Art And Culture

Music Cultural in Taste, Not Innate

Music Cultural in Taste, Not InnateMusic Cultural in Taste, Not Innate

All cultures enjoy music, but tastes vary. Are the variations cultural or biological? What is it that makes some combinations of notes pleasant and others less so?

New research, published in Nature, suggests that preference depends on nurture, not nature. Pleasant combinations in western music, whether classical or pop, are known as “consonant,” while unpleasant ones are called “dissonant.”

In western culture, a combination of C and G notes, for example, is considered more pleasant than F and B. An editorial published in Nature notes that this combination, nicknamed the “devil in music,” was once considered so obnoxious that religious authorities banned it.

The contrast between consonance and dissonance has been key to western musical composition as far back as Ancient Greece. The works of great composers, such as Beethoven, depend on tension between the two.

Experts have long debated what creates people’s musical preferences, reported.

Scientists have argued that perceptions of consonance and dissonance are biological and therefore innate, which means everyone has them. The mathematics of consonant intervals and the underlying regularities of musical sound make them appealing to humans.

Composers and experts in musical culture, on the other hand, believe that preferences for consonant sounds are specifically created by western music culture. People like the sounds that are familiar.

In the current study, a team led by Josh McDermott, an assistant professor of neuroscience in the Department of Brain and Cognitive Sciences at Massachusetts Institute of Technology (MIT) in Boston, MA, and Ricardo Godoy, a professor at Brandeis University in Waltham, MA, carried out two studies, one in 2011 and one in 2015.

They compared the reactions of five groups of people toward consonant and dissonant notes.

One group was the Tsimane’ (Chimane), a remote Amazonian population of around 12,000 people, who live by farming and foraging.

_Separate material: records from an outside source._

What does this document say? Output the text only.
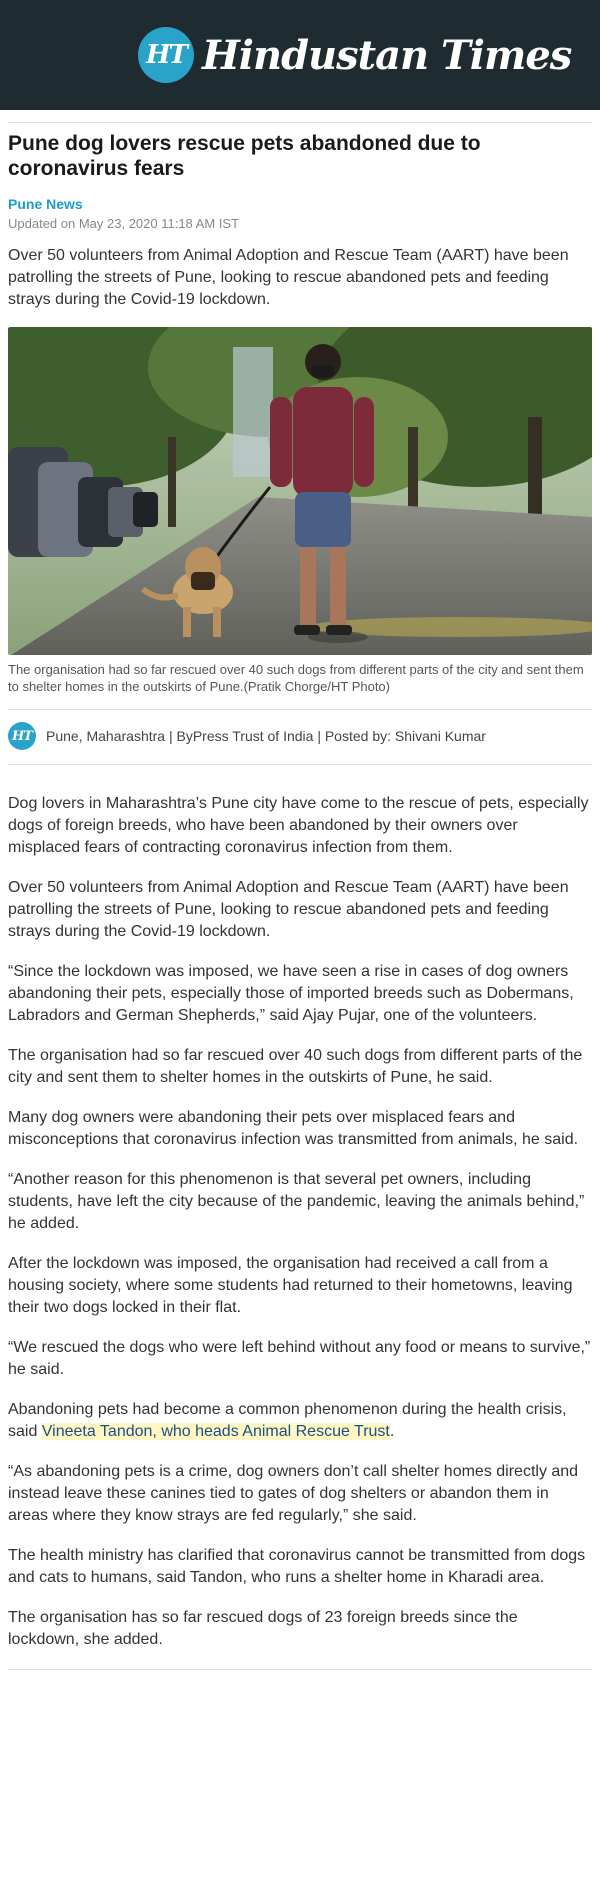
HT Hindustan Times
Pune dog lovers rescue pets abandoned due to coronavirus fears
Pune News
Updated on May 23, 2020 11:18 AM IST

Over 50 volunteers from Animal Adoption and Rescue Team (AART) have been patrolling the streets of Pune, looking to rescue abandoned pets and feeding strays during the Covid-19 lockdown.

The organisation had so far rescued over 40 such dogs from different parts of the city and sent them to shelter homes in the outskirts of Pune.(Pratik Chorge/HT Photo)

HT Pune, Maharashtra | ByPress Trust of India | Posted by: Shivani Kumar

Dog lovers in Maharashtra’s Pune city have come to the rescue of pets, especially dogs of foreign breeds, who have been abandoned by their owners over misplaced fears of contracting coronavirus infection from them.

Over 50 volunteers from Animal Adoption and Rescue Team (AART) have been patrolling the streets of Pune, looking to rescue abandoned pets and feeding strays during the Covid-19 lockdown.

“Since the lockdown was imposed, we have seen a rise in cases of dog owners abandoning their pets, especially those of imported breeds such as Dobermans, Labradors and German Shepherds,” said Ajay Pujar, one of the volunteers.

The organisation had so far rescued over 40 such dogs from different parts of the city and sent them to shelter homes in the outskirts of Pune, he said.

Many dog owners were abandoning their pets over misplaced fears and misconceptions that coronavirus infection was transmitted from animals, he said.

“Another reason for this phenomenon is that several pet owners, including students, have left the city because of the pandemic, leaving the animals behind,” he added.

After the lockdown was imposed, the organisation had received a call from a housing society, where some students had returned to their hometowns, leaving their two dogs locked in their flat.

“We rescued the dogs who were left behind without any food or means to survive,” he said.

Abandoning pets had become a common phenomenon during the health crisis, said Vineeta Tandon, who heads Animal Rescue Trust.

“As abandoning pets is a crime, dog owners don’t call shelter homes directly and instead leave these canines tied to gates of dog shelters or abandon them in areas where they know strays are fed regularly,” she said.

The health ministry has clarified that coronavirus cannot be transmitted from dogs and cats to humans, said Tandon, who runs a shelter home in Kharadi area.

The organisation has so far rescued dogs of 23 foreign breeds since the lockdown, she added.
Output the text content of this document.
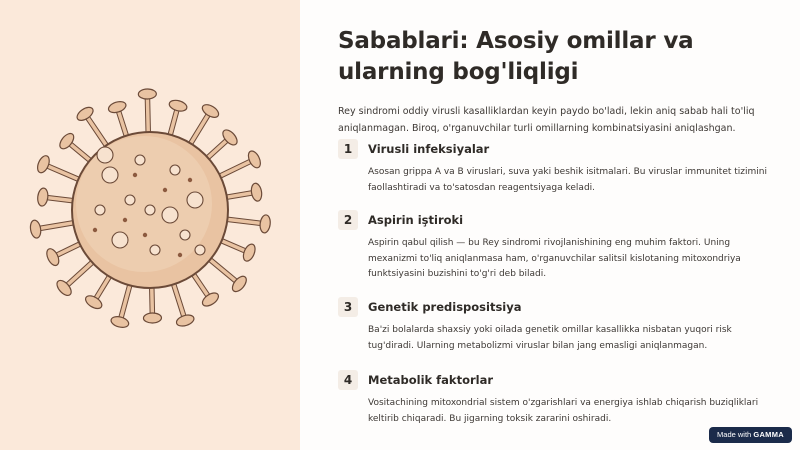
Sabablari: Asosiy omillar va ularning bog'liqligi

Rey sindromi oddiy virusli kasalliklardan keyin paydo bo'ladi, lekin aniq sabab hali to'liq aniqlanmagan. Biroq, o'rganuvchilar turli omillarning kombinatsiyasini aniqlashgan.

1	Virusli infeksiyalar

Asosan grippa A va B viruslari, suva yaki beshik isitmalari. Bu viruslar immunitet tizimini faollashtiradi va to'satosdan reagentsiyaga keladi.

2	Aspirin iştiroki

Aspirin qabul qilish — bu Rey sindromi rivojlanishining eng muhim faktori. Uning mexanizmi to'liq aniqlanmasa ham, o'rganuvchilar salitsil kislotaning mitoxondriya funktsiyasini buzishini to'g'ri deb biladi.

3	Genetik predispositsiya

Ba'zi bolalarda shaxsiy yoki oilada genetik omillar kasallikka nisbatan yuqori risk tug'diradi. Ularning metabolizmi viruslar bilan jang emasligi aniqlanmagan.

4	Metabolik faktorlar

Vositachining mitoxondrial sistem o'zgarishlari va energiya ishlab chiqarish buziqliklari keltirib chiqaradi. Bu jigarning toksik zararini oshiradi.

Made with GAMMA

Exposure to western culture and music is limited in this group. Over 100 people from the Tsimane’ participated in the study.

Tsimane’ music involves singing and instruments, but not harmonies. Normally only one person or line plays at a time.

Researchers compared their findings for the Tsimane’ with those of four other groups with varied exposure to western music.

From Bolivia, they chose a group of Spanish-speaking people from a town near the Tsimane’, and another group living in La Paz, the Bolivian capital. From the United States, there were two groups, one consisting of musicians and the other non-musicians.

An initial test ensured that participants could distinguish between consonant and dissonant sounds. The findings indicate that people who live in cultures where western music is not generally present do not have a preference for consonance. This suggests that the preference for consonance and harmonic natural sound is not innate. Instead, it seems likely that culture shapes musical taste.